How do we know which numbers to trust and which health studies are sound? Healthland faces this dilemma every day, so we spoke with Charles Seife, the rare journalist with an undergraduate degree in mathematics, from Princeton no less.
In his book Proofiness: The Dark Arts of Mathematical Deception, Seife explores the common ways math can be used to mislead people.
Q: What is “proofiness”?
A: It’s the art of using math to tell untruths, the art of using bogus numbers or numbers that are semi-right to mislead.
One example I like is when Quaker Oats had a huge ad campaign to try to convince people that eating oatmeal could lower cholesterol dramatically. It put a graph on the back [of the package] that showed a dramatic decline in cholesterol levels. And there was a drop, according to a study. But if you look carefully, the Y-axis was manipulated so that a really very tiny drop looked huge, when in fact, there was only a few points [decline] out of 200.
And what is the phenomenon you call “randumbness”?

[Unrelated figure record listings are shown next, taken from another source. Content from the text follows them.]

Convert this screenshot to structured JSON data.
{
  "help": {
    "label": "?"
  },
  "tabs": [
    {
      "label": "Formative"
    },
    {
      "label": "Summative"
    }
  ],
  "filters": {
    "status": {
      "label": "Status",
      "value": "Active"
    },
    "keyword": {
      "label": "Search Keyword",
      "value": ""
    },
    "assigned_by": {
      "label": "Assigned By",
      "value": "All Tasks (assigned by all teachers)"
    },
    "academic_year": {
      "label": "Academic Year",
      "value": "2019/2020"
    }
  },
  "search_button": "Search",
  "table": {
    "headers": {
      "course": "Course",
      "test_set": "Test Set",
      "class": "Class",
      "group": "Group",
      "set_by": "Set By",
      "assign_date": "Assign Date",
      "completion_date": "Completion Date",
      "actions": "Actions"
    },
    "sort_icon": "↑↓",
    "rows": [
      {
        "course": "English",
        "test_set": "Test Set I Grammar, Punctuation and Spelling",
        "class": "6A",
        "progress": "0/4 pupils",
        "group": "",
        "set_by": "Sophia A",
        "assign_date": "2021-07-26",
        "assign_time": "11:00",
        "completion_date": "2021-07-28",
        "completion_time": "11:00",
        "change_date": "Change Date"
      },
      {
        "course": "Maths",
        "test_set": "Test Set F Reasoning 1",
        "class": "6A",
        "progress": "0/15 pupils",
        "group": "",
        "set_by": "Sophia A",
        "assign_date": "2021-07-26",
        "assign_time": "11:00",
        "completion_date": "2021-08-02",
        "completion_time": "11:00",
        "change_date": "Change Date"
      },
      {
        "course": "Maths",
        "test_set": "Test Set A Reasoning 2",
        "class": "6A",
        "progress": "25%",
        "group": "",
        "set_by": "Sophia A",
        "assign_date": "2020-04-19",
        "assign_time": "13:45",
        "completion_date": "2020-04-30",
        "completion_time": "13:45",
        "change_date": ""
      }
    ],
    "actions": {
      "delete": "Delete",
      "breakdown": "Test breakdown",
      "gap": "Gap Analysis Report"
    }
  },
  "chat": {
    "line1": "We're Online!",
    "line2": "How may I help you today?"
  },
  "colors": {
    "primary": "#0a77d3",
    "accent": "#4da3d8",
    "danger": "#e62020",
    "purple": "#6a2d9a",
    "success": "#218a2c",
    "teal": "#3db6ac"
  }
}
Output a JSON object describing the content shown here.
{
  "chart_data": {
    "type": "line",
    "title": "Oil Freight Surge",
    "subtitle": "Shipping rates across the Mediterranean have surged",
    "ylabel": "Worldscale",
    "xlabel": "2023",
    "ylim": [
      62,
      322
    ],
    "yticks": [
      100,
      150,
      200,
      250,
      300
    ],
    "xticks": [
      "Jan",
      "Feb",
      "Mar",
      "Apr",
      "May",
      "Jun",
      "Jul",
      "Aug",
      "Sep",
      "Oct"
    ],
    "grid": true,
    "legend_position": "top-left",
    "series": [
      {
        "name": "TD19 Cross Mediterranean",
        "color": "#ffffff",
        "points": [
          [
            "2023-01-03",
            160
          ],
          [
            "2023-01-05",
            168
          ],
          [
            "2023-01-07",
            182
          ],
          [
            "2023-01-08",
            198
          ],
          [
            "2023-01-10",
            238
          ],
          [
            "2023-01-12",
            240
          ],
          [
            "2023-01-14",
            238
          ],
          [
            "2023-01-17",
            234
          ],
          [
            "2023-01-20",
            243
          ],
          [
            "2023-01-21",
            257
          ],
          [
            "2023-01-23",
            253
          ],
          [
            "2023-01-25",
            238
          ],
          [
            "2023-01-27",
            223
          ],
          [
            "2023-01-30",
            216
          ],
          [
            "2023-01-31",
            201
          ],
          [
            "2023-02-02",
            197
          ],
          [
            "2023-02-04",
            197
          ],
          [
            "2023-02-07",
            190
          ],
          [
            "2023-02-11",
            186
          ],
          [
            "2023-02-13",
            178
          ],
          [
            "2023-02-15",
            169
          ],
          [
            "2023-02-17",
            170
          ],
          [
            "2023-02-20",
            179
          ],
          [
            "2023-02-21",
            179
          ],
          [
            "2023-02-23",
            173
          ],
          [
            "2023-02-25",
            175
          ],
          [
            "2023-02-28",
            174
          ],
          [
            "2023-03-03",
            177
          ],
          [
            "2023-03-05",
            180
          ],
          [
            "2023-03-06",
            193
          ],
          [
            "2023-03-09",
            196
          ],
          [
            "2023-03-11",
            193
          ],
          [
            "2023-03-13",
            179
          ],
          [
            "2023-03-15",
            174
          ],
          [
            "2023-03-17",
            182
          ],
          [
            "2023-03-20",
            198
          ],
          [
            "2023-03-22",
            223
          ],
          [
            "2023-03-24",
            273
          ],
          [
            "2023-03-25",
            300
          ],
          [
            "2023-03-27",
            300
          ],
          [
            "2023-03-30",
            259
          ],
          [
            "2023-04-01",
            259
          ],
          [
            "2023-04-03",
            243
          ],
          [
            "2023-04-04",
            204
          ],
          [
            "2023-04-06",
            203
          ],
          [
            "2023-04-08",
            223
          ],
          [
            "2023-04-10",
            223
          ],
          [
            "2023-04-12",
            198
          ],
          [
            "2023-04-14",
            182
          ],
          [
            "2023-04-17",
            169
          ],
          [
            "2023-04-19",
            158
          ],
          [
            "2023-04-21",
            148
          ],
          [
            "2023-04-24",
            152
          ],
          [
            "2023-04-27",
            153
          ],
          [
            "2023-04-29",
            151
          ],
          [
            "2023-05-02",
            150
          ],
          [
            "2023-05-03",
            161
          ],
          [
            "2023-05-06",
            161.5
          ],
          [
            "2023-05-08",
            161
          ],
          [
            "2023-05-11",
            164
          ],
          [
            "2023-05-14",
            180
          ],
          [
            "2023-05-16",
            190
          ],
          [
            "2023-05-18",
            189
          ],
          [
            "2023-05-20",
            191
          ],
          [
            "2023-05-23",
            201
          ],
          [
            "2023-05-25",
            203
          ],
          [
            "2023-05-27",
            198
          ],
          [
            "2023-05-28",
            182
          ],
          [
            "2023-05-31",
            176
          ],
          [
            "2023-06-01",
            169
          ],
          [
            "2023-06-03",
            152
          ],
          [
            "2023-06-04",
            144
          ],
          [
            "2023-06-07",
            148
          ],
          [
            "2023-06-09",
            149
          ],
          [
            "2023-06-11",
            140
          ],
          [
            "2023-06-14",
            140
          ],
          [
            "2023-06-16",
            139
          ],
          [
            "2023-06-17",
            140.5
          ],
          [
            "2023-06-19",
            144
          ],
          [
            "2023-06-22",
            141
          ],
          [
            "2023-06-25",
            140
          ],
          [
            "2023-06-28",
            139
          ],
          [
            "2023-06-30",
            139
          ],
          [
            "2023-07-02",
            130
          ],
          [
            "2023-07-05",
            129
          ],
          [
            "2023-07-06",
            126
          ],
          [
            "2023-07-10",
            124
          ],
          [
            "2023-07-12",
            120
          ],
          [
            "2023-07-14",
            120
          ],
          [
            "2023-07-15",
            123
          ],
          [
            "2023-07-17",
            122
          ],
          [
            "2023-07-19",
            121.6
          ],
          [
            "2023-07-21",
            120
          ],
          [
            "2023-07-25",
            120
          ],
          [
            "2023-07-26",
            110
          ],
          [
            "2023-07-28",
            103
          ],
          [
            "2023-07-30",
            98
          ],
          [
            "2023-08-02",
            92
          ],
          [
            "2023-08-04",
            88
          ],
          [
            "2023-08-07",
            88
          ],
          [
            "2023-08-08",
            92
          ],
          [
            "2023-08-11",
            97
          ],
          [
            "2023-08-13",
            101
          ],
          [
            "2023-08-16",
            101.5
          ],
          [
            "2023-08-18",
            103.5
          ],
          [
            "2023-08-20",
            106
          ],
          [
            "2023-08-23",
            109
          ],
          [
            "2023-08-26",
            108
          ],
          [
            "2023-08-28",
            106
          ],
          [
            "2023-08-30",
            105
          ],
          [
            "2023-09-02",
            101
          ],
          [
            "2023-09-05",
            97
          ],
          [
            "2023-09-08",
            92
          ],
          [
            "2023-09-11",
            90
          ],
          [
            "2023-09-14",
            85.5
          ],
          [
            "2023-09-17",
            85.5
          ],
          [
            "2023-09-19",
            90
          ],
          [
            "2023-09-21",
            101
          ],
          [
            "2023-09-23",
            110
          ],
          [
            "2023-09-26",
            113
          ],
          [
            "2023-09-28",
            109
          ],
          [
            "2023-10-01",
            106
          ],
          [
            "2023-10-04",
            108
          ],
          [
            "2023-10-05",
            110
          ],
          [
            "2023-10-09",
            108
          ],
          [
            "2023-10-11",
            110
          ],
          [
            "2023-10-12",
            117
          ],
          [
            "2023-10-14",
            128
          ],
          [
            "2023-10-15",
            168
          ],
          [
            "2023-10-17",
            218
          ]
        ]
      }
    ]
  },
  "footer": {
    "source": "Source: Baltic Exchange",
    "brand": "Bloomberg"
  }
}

We humans have a hard time recognizing that things can actually have no [discernible] cause. They are random. The roll of the dice isn’t influenced by external factors [like wearing your lucky shoes]. That’s how Las Vegas makes all its money. People think that if they’re winning, they should keep doing [what they're doing]; if they’re losing they’re due to win soon. The universe doesn’t care whether you win or lose — things are just random.
So, it’s the fallacy that comes when we think something is [causally connected to something else], when in fact there’s no cause behind it. I like to link it to what I call cause-uistry — what happens when, say, there is a cancer cluster or you spot a group of people who have more than the expected number of a certain type of cancer. It may be that there’s a toxin or something causing it. But by the sheer fact that you are looking at the entire country, of course there are going to be some places where there is a more-than-average incidence of cancer. Just through random chance, in some places there will be an increase in cancer, and in some places it will be lower than expected.
So cause-uistry is a glib name for the fallacy that correlation equals causation. Just because two things seem to be related doesn’t mean that one affects the other. [Still] our brains lead us to connect things even if they are not connected. One fun example: when I was doing reporting on something else, a member of Congress tried to pitch me on building more power plants. He said that if you increase power production, then infant mortality drops. It’s true. It’s also true that when Internet use goes up, infant mortality drops. And car driving. Of course, those are all symptomatic of a high-tech society that has good health care.
So how can bad math make it look like bogus medicines are effective?
The real success of alternative medicine has to do with the fact that [randomness] can make a placebo look like it works. It happens in the pharmaceutical industry, too. But in homeopathy, where the medicines are so dilute that there’s not a single molecule of the active medication, it’s all placebo. [Still], there are clinically controlled double-blind trials that seem to show that it works. [That's because] if you run 20 trials, one by random chance will come up with statistically significant results.
Is this because the definition of “statistical significance” is arbitrary?
I think that it is a rule of thumb that has been taken way too seriously and is applied in situations where it is inappropriate. If you look at a typical paper in a medical journal, you will see that the paper tests seven, eight, nine hypotheses. Does this drug work against several symptoms, does it work in high doses, etc.? You’ve got a good half-dozen, even multiple dozens of hypotheses, all tested at [what is known in statistics as the .05 p-value, or significance level].
That makes no sense whatsoever. If you’re testing 100 hypotheses, that cutoff is going to fail because 1 in 20 times, the effect will occur randomly.
So what should be done?
I don’t think there’s an easy golden solution. The issue is that people have to take into account the context in which the medical study is presented. A single medical study is rarely by itself definitive. Looking at the literature and what’s expected [before] going into the trial and looking at what the trial adds — that is a more fruitful way of looking at it than saying one study proves or disproves something.
When you start to look closely at medical science, you see all of its flaws and that may lead some people to say, O.K., it’s just another way of seeing things — but it’s not better than just choosing what to believe.
This is the big irony of the book. I still believe that quantitative data is the surest way to get at what nature is telling us. Nature speaks in mathematics. We’re very lucky because we have all of this understanding, with incredible precision. But in some ways, we are betrayed by that knowledge. We have immense faith in math, but [it also shows us all of the uncertainties].
Health is particularly tricky because you’re caught between Scylla and Charybdis. The Scylla being believing nothing and Charybdis being believing everything. There’s no algorithm to tell you what’s right and wrong, you’ve got to use your brain.